The strength of our study includes the complete measurement of CIMT, hsCRP, and lipid profiles as the focus on FH proband and their family members. Subjects of higher hsCRP also have a higher prevalence of cardiovascular risk factors also corroborated the validity of hsCRP measurements in Table 1. To our knowledge, this is the first study to prove the synergistic effect of inflammation on atherogenic dyslipidemia in FH and their families. The limitation of this study includes the following: First, this study is cross-sectional; thus, we cannot infer a causal relationship. Second, as shown in Table 1, the subjects’ age, blood pressure, fasting sugar, and the prevalence of hypertension, diabetes mellitus, and smoking habits increased along the hsCRP gradient. Although we have adjusted these factors by incorporating them as confounding factors in the logistic regression models, the study is still prone to unmeasured confounding risk factors that are simultaneously associated with hsCRP and subclinical carotid atherosclerosis.

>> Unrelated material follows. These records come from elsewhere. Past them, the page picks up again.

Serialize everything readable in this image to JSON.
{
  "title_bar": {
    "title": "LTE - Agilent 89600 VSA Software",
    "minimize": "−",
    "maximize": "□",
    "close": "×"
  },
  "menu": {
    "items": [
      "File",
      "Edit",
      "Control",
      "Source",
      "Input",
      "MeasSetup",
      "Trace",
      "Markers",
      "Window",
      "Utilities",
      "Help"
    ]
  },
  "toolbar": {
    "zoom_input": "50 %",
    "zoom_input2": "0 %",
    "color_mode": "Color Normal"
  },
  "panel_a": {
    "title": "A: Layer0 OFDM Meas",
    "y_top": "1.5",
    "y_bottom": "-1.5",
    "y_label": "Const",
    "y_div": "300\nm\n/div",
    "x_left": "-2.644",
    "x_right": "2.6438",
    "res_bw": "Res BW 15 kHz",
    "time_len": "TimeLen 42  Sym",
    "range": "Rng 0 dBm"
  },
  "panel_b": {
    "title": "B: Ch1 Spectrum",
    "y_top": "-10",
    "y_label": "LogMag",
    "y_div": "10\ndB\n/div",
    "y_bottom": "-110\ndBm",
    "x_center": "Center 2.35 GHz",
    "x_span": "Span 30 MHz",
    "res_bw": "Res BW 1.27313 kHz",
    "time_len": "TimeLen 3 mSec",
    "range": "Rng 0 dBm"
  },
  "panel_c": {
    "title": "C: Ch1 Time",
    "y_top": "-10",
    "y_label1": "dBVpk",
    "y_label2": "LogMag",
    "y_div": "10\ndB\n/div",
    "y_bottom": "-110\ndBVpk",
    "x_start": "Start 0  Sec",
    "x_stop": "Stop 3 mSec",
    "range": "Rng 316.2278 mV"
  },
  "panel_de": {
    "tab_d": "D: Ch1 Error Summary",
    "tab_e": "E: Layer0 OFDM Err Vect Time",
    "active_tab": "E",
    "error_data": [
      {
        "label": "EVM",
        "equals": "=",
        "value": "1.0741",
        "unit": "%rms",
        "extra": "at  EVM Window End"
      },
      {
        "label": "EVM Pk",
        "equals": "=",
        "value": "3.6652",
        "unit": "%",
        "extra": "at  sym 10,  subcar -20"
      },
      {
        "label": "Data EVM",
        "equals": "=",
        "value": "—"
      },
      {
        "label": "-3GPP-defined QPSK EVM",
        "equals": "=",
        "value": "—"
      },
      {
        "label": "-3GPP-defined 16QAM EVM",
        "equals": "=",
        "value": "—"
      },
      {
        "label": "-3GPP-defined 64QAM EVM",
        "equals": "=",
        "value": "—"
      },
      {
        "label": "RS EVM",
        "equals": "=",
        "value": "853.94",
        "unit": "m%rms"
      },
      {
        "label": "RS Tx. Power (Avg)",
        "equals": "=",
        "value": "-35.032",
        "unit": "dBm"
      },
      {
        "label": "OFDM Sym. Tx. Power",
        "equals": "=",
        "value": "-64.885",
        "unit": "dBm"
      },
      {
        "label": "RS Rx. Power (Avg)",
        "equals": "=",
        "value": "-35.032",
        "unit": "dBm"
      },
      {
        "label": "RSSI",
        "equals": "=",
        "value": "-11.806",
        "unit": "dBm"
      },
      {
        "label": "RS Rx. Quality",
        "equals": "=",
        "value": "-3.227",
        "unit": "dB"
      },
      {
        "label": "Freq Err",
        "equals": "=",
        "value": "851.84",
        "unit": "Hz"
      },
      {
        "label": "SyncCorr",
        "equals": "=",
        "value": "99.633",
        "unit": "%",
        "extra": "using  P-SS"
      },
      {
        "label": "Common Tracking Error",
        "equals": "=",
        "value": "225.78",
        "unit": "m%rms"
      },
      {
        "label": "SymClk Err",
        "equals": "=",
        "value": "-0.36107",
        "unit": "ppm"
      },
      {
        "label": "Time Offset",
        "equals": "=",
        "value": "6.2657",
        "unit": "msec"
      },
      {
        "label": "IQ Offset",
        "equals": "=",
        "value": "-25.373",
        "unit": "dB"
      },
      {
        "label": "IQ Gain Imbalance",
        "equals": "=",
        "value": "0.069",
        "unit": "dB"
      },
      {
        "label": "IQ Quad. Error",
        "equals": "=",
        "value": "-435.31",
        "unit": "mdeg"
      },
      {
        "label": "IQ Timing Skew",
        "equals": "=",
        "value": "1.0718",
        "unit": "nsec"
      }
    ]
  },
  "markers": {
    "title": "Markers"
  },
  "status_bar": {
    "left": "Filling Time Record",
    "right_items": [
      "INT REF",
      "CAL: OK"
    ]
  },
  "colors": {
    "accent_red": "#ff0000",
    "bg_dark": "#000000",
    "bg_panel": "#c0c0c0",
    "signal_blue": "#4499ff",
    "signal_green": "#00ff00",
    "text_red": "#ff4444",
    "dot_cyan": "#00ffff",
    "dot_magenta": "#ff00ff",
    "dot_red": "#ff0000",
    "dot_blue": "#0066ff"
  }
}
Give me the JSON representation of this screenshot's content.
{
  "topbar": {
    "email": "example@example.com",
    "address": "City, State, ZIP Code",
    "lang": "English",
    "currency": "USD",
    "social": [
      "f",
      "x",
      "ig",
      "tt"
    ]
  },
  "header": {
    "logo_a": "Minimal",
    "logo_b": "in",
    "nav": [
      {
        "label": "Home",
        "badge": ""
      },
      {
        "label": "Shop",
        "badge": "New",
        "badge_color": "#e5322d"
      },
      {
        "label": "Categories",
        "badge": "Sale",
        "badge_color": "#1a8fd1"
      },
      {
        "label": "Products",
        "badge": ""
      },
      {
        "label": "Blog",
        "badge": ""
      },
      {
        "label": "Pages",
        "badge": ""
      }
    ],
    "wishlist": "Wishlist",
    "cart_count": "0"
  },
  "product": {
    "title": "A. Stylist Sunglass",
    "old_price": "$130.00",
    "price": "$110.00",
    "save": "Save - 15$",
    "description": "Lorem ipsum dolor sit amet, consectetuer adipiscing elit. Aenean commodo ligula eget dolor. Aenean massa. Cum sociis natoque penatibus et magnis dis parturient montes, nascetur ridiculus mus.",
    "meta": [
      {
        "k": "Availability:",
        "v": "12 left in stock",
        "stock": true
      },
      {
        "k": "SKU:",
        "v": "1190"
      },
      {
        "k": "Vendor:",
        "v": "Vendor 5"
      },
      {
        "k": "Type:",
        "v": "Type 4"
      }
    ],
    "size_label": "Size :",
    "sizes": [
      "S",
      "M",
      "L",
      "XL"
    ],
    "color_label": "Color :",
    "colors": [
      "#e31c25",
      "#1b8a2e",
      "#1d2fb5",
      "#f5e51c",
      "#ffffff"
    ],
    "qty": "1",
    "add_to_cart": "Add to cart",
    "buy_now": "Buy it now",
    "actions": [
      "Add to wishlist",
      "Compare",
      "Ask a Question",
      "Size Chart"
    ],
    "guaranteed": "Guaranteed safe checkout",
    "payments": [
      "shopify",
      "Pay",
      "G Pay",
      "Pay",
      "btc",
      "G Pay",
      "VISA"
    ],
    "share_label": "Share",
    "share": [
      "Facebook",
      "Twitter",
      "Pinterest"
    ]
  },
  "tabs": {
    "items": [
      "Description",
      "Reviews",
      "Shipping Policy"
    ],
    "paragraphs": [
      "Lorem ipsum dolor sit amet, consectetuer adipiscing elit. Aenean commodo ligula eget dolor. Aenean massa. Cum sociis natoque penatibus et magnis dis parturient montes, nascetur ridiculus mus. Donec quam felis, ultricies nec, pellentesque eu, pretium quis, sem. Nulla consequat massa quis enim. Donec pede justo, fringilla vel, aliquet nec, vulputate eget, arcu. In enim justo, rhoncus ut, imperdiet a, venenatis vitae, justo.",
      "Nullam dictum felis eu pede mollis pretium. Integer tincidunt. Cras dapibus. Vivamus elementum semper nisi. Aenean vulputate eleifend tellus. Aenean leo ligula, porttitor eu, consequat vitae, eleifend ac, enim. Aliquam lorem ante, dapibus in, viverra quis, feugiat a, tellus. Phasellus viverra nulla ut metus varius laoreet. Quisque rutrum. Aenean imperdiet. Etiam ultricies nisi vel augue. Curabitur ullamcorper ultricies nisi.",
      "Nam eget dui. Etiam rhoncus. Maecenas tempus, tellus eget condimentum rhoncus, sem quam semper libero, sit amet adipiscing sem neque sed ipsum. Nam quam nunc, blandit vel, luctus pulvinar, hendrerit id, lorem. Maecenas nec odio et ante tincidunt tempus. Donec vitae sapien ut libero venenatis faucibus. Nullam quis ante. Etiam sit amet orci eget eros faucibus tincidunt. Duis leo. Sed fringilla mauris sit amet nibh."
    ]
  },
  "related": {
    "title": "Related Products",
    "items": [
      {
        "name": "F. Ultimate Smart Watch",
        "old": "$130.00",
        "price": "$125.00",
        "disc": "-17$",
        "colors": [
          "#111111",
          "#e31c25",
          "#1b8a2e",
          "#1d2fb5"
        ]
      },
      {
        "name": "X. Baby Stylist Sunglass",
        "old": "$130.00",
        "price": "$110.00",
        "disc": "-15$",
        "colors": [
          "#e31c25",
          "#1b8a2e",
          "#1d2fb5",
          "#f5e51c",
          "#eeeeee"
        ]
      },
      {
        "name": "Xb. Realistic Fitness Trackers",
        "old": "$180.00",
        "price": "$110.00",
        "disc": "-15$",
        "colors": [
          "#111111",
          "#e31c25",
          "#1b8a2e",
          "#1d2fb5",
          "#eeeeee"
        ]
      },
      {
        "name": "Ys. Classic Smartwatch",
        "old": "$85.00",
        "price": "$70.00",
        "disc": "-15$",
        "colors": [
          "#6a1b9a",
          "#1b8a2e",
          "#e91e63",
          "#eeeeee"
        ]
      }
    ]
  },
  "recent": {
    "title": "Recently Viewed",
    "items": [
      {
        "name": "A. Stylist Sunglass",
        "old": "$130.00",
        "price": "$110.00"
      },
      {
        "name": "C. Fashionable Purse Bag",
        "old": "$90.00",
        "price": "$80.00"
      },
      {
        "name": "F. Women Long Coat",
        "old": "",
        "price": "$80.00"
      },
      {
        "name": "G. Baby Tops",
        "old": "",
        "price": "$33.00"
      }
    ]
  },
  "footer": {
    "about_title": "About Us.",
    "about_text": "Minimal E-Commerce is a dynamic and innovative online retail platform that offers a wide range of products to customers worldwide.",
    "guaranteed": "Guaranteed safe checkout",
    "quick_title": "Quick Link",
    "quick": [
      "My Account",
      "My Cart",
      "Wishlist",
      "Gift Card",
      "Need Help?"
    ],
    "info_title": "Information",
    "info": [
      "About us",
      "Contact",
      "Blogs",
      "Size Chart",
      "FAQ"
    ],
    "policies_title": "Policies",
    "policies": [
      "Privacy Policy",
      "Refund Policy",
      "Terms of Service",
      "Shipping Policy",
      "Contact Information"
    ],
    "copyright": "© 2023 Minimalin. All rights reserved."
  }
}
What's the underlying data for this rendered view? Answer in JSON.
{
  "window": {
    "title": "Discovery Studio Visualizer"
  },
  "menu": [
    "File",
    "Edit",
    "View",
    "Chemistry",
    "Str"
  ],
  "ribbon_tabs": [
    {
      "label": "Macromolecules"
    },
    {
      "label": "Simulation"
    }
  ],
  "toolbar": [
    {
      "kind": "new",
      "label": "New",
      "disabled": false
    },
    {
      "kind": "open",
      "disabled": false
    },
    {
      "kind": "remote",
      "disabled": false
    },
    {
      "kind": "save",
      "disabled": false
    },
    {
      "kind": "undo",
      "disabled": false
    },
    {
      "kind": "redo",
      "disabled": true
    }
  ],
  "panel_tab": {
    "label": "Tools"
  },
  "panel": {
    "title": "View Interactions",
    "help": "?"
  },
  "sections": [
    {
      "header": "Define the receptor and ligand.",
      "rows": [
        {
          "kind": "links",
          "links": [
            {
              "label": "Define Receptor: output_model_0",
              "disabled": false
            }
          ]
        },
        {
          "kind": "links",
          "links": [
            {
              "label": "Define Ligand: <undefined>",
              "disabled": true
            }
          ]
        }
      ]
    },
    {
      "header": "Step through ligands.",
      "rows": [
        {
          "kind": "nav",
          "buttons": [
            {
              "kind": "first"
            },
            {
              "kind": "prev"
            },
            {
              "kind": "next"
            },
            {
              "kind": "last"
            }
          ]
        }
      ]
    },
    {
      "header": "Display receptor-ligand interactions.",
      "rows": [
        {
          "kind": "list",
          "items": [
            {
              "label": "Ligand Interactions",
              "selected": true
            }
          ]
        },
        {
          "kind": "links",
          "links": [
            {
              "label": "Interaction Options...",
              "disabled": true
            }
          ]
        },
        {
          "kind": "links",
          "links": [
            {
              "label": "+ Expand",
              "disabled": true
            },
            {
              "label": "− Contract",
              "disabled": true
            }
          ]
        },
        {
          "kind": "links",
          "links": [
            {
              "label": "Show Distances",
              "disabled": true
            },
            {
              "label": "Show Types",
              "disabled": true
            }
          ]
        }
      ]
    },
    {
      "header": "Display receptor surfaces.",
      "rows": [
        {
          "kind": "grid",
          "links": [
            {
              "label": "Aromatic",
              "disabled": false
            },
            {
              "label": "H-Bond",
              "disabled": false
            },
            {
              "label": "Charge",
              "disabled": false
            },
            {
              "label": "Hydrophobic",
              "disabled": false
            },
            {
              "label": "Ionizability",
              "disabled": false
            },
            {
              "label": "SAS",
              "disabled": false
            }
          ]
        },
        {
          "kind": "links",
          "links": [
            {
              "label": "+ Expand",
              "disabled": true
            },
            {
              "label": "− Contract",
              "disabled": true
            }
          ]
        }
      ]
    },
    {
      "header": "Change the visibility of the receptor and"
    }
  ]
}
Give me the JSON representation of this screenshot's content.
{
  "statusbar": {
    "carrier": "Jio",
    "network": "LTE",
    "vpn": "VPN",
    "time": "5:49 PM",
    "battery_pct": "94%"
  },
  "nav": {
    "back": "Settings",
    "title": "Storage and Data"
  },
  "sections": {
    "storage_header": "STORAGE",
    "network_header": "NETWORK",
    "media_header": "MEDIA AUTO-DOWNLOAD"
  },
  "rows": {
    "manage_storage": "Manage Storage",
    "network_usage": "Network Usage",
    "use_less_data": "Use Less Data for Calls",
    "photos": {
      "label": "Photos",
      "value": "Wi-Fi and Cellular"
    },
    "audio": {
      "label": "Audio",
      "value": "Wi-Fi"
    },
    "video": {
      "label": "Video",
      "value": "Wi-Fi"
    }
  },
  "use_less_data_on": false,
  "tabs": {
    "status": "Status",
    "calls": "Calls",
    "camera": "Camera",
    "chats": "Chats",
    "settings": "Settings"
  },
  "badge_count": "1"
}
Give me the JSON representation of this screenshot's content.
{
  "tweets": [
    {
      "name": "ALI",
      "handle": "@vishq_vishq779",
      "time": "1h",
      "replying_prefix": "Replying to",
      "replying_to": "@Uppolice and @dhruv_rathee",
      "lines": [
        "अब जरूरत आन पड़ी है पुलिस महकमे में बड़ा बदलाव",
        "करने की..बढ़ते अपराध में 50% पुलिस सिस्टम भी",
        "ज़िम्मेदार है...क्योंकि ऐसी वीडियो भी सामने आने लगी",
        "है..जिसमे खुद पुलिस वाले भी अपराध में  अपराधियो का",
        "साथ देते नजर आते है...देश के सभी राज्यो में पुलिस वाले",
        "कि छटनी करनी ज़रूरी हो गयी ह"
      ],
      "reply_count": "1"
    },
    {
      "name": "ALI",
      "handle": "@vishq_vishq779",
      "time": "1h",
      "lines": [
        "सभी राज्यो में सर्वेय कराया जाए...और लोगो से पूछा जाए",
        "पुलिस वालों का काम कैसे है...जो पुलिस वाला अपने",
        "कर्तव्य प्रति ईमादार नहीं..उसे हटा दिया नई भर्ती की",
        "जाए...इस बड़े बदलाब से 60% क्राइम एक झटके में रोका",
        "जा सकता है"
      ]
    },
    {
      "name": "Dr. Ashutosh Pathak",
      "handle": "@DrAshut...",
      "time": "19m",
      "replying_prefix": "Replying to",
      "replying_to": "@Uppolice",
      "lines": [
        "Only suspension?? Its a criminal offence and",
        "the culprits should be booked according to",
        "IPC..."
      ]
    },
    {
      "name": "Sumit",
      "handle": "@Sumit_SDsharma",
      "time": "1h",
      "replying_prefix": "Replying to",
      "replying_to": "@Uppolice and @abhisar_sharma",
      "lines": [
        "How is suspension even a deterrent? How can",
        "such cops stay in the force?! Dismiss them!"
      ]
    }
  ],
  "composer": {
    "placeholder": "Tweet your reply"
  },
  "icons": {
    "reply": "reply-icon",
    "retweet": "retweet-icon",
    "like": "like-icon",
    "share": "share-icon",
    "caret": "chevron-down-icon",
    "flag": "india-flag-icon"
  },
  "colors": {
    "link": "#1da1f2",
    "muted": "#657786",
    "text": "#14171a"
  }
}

Third, information regarding infection status, such as urinary tract infection, upper respiratory infection, or chronic inflammation due to periodontitis, was not obtained. Thus, we cannot exclude patients with current infection or inflammatory disease from subjects with higher hsCRP in the multivariate regression analysis. This may lead to overinflating or underestimating the estimate in the multivariate analysis. Finally, we use carotid plaque and intima-media thickness, two biologically and genetically distinct entities representing different atherosclerosis phenotypes, to assess subclinical carotid atherosclerosis comprehensively [57]. Although CIMT is a widely used and well-established biomarker for subclinical atherosclerosis, the thickening of the intima-media is not directly equated to atherosclerosis. The study results should thus be interpreted with caution.

5. Conclusions

This study confirmed that systemic inflammation, in terms of higher hsCRP levels ≥ 2 mg/L, synergistically contributed to atherogenic dyslipidemia of higher LDL-C or TC/HDL-C ratio on subclinical atherosclerosis. In addition to LDL-C or TC/HDL-C ratio, measurement of hsCRP can provide additional prognostic effects for significant carotid atherosclerosis in FH and their family members. Moreover, our findings echo the guideline suggestion of hsCRP measurement in selected individuals for ASCVD primary prevention, and through control of hsCRP may benefit the prevention of ASCVD.